The “poison pill” Broadcom referred to was a change to Emulex’s bylaws in January aimed at stopping any hostile takeover attempt by giving Emelex shareholders the right to purchase additional stock in case any company or group acquired more than 15 per cent of its shares. Broadcom had indicated it wanted to buy out Emulex as early as December 2008.
This is the second time Emulex’s board advised stockholders to ignore a Broadcom merger proposal. In May, the board rejected an offer of $9.25 per share, or about $764 million in cash, saying it undervalued the company and its long-term earning potential. The latest all-cash offer was valued at $925 million.
Emulex’s board essentially said the same thing about the Broadcom offer as it did in May, adding that the deal was “not in the best interests of Emulex and its stockholders.”
“We unanimously believe Emulex will deliver significantly more value than Broadcom’s revised offer through the Company’s rapidly developing converged networking business and solid execution in our host server and embedded storage markets,” said Paul Folino, Emulex’s executive chairman. “Consistent with the Board’s fiduciary duties, we would, of course, give full consideration to a bona fide offer from any party that reflects the full value of the company.”
Jeff Benck, Emulex’s chief operating officer, said in an earlier interview with Computerworld that Broadcom’s offer did not take into account Emulex’s potential with regard to the emerging converged network adapter market, where IP and Fibre Channel protocols can work together across the same networks, thereby reducing overall management requirements.
Emulex has about 850 employees and primarily makes Fibre Channel host bus adapters for attaching application servers to storage-area networks as well as network interface cards for attaching network-attached storage systems.
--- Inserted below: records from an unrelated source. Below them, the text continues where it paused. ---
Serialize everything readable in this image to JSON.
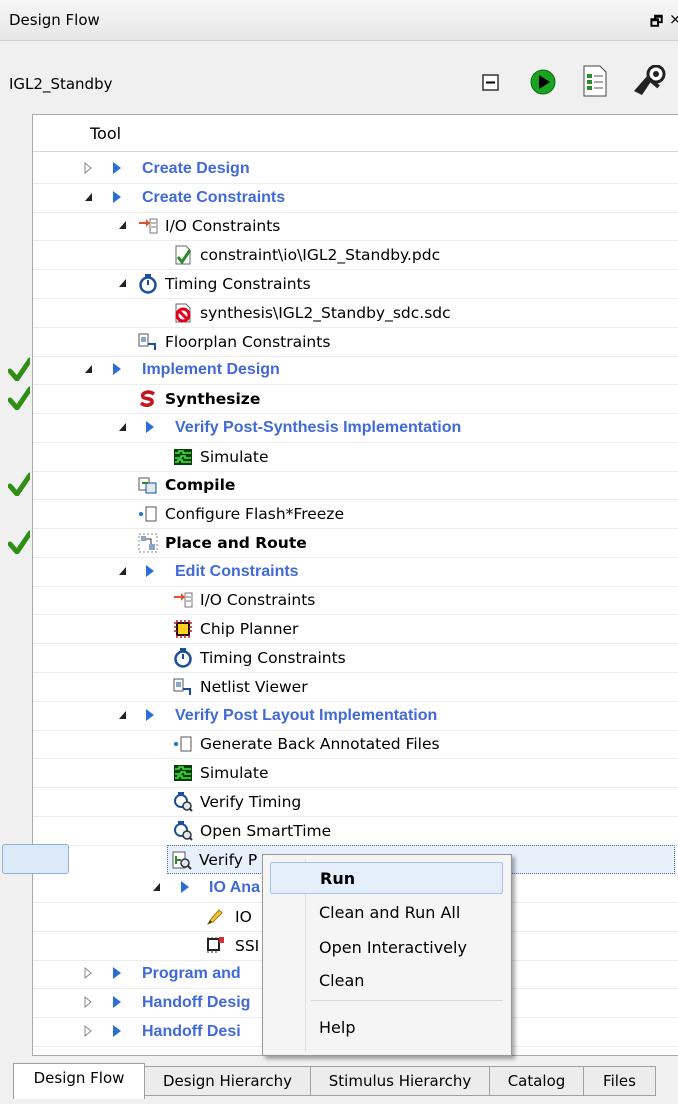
{
  "panel": {
    "title": "Design Flow",
    "restore_glyph": "🗗",
    "close_glyph": "×"
  },
  "project": {
    "name": "IGL2_Standby"
  },
  "toolbar": {
    "icons": [
      "collapse-icon",
      "run-icon",
      "report-icon",
      "configure-icon"
    ]
  },
  "tree": {
    "column_header": "Tool",
    "rows": [
      {
        "label": "Create Design",
        "style": "category",
        "check": false
      },
      {
        "label": "Create Constraints",
        "style": "category",
        "check": false
      },
      {
        "label": "I/O Constraints",
        "style": "normal",
        "check": false
      },
      {
        "label": "constraint\\io\\IGL2_Standby.pdc",
        "style": "normal",
        "check": false
      },
      {
        "label": "Timing Constraints",
        "style": "normal",
        "check": false
      },
      {
        "label": "synthesis\\IGL2_Standby_sdc.sdc",
        "style": "normal",
        "check": false
      },
      {
        "label": "Floorplan Constraints",
        "style": "normal",
        "check": false
      },
      {
        "label": "Implement Design",
        "style": "category",
        "check": true
      },
      {
        "label": "Synthesize",
        "style": "bold",
        "check": true
      },
      {
        "label": "Verify Post-Synthesis Implementation",
        "style": "category",
        "check": false
      },
      {
        "label": "Simulate",
        "style": "normal",
        "check": false
      },
      {
        "label": "Compile",
        "style": "bold",
        "check": true
      },
      {
        "label": "Configure Flash*Freeze",
        "style": "normal",
        "check": false
      },
      {
        "label": "Place and Route",
        "style": "bold",
        "check": true
      },
      {
        "label": "Edit Constraints",
        "style": "category",
        "check": false
      },
      {
        "label": "I/O Constraints",
        "style": "normal",
        "check": false
      },
      {
        "label": "Chip Planner",
        "style": "normal",
        "check": false
      },
      {
        "label": "Timing Constraints",
        "style": "normal",
        "check": false
      },
      {
        "label": "Netlist Viewer",
        "style": "normal",
        "check": false
      },
      {
        "label": "Verify Post Layout Implementation",
        "style": "category",
        "check": false
      },
      {
        "label": "Generate Back Annotated Files",
        "style": "normal",
        "check": false
      },
      {
        "label": "Simulate",
        "style": "normal",
        "check": false
      },
      {
        "label": "Verify Timing",
        "style": "normal",
        "check": false
      },
      {
        "label": "Open SmartTime",
        "style": "normal",
        "check": false
      },
      {
        "label": "Verify P",
        "style": "normal",
        "check": false,
        "selected": true
      },
      {
        "label": "IO Ana",
        "style": "category",
        "check": false
      },
      {
        "label": "IO",
        "style": "normal",
        "check": false
      },
      {
        "label": "SSI",
        "style": "normal",
        "check": false
      },
      {
        "label": "Program and",
        "style": "category",
        "check": false
      },
      {
        "label": "Handoff Desig",
        "style": "category",
        "check": false
      },
      {
        "label": "Handoff Desi",
        "style": "category",
        "check": false
      }
    ]
  },
  "context_menu": {
    "items": [
      {
        "label": "Run",
        "bold": true,
        "highlighted": true
      },
      {
        "label": "Clean and Run All"
      },
      {
        "label": "Open Interactively"
      },
      {
        "label": "Clean"
      },
      {
        "label": "Help"
      }
    ]
  },
  "tabs": [
    "Design Flow",
    "Design Hierarchy",
    "Stimulus Hierarchy",
    "Catalog",
    "Files"
  ],
  "active_tab": "Design Flow",
  "colors": {
    "category_text": "#4169d8",
    "check_green": "#3a9a1a",
    "selection": "#e8f1fb"
  }
}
It also developed host bus adapters based on the Internet SCSI (iSCSI) and Fibre Channel over Ethernet (FCoE) protocols.
The company sells to large equipment manufacturers such as IBM, EMC Corp. and Hewlett-Packard Co. for use in storage subsystems. Emulex’s chief competitors are Brocade Communications Corp., QLogic Corp. and LSI Corp.
Emulex also announced preliminary fourth quarter financial results, saying that it expects to report revenues of approximately $78 million to $79 million, at the high-end of its previous projection of $73 million to $80 million.
Emulex CEO Jim McCluney said the fourth-quarter earning projections underscore the success of the company’s strategic initiatives. “We recently secured two new tier-one 10Gb/s Ethernet OneConnect Converged Network Adapter design wins, adding to the twelve wins that we disclosed in May. In recent weeks, we also secured two new OEM design wins for our LightPulse Fibre Channel Host Bus Adapters. These new design wins further validate our projections of $600 million in revenue and $1.45 in non-GAAP earnings per share in fiscal year 2012, and reinforce the additional upside opportunities available to the company,” he said.